The company’s executives faced three paths to take, he says:

1)continue as is;

2) bring more wellness to their employees (which wouldn’t work, he said, because of continued rising health care costs);

3) or introduce a private exchange, “which became a big discussion because of its ability to help control costs.”

They decided to move to Aon Hewitt’s private exchange offering.

ALSO SEE: Aon exchange users see cost savings for 2014 plan year

Response

Now, with year two open enrollment starting Monday, Sondergeld said he had to make no decisions about health care this year. “I didn’t have to make one decision about [open enrollment,] it was made for me, thank God,” he said.

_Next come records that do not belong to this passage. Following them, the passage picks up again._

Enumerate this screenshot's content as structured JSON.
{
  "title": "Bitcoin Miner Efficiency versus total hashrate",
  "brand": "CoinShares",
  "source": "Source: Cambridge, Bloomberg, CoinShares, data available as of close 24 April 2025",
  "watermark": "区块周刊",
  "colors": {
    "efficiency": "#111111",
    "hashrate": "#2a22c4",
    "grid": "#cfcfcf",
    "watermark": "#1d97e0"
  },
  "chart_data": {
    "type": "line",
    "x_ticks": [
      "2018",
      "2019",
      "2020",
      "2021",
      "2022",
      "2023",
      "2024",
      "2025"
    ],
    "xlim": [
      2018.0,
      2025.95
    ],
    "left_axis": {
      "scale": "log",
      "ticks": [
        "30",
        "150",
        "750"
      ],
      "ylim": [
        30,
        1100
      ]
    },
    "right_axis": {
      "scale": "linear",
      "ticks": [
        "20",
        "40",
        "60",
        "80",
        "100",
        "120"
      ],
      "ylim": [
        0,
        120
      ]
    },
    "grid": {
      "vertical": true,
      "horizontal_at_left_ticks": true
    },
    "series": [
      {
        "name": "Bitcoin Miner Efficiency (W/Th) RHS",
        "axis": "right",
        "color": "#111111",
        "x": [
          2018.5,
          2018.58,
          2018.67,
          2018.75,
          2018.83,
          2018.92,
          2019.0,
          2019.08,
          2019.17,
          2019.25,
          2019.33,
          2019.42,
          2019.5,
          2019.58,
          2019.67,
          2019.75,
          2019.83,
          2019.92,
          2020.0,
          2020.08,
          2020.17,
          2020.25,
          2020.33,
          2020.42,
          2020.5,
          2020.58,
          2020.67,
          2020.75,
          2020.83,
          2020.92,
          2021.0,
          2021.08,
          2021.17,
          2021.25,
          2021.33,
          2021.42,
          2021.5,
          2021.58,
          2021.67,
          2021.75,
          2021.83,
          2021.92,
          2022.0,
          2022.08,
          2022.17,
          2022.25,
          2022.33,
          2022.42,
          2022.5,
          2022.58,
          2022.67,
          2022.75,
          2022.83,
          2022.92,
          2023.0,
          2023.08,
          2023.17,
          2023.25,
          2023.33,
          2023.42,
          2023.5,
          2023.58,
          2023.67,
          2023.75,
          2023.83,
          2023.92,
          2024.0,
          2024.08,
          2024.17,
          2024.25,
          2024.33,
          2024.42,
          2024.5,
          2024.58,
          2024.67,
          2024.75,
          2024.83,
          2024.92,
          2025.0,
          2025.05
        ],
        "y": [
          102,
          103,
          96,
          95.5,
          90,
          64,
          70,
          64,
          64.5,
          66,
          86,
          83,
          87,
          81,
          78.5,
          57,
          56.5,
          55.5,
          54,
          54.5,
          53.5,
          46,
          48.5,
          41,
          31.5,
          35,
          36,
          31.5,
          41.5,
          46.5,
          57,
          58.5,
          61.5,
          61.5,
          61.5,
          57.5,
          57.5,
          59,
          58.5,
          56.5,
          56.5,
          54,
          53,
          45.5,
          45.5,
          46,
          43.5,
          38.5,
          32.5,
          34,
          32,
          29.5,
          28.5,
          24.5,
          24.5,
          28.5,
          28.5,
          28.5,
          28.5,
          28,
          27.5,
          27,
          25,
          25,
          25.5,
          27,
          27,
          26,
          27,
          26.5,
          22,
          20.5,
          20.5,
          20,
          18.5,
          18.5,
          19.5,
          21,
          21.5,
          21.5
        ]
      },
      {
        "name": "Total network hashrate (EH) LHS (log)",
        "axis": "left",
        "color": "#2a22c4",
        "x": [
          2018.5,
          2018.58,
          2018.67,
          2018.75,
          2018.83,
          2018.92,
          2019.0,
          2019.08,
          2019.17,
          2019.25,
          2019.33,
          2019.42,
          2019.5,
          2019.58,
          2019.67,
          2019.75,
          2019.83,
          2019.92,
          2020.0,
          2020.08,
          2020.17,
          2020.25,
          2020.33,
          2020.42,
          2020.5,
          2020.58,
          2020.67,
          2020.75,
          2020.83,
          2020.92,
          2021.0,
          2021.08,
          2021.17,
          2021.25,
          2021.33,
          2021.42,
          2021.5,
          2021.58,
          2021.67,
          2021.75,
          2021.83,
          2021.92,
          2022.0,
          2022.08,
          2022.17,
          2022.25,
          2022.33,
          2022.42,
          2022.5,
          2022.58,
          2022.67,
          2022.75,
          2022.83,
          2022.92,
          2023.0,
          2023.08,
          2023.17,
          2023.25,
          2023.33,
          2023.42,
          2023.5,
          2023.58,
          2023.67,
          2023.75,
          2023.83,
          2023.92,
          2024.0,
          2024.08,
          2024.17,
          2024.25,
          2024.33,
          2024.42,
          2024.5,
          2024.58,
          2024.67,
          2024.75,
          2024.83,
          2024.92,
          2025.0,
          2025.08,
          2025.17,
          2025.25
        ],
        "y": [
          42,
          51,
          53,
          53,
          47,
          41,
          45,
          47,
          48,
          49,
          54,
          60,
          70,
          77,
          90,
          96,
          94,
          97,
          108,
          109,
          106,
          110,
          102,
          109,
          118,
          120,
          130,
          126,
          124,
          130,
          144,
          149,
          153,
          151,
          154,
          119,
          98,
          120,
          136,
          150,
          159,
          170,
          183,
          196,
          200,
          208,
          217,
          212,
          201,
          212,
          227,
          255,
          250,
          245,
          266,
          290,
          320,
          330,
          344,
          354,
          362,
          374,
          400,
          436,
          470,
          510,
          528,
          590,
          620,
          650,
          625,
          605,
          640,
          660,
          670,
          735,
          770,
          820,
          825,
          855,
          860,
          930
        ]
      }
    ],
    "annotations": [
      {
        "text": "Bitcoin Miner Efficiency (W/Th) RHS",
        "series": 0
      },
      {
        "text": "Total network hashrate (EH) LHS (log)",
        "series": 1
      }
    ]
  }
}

Employees were also receptive to the change, he explained. But that involved changing their behavior. According to MetLife, employees spend on average five to 20 minutes looking at benefits. But the Walgreens private exchange system makes them look at benefits for 45 minutes, as they go through a multi-step process to pick the plan right for them. “If you give them the right tools, just like on Amazon.com, they will do it,” Sondergeld said.

An internal Walgreens survey found that 83% of the employees who enrolled liked the ability to choose and 75% understood how much their employer contributes to their health care.

For year two, Sondergeld said some carriers raised their rates “off the chart.” But that is what happens in competition, he added. While not directly naming the carrier, he said a Blue’s platinum plan increased substantially, but an employee who wants to stay in that plan level can easily change carriers in this open enrollment period.

“In the end, we believe we made a wise choice” in moving to an exchange, Sondergeld said.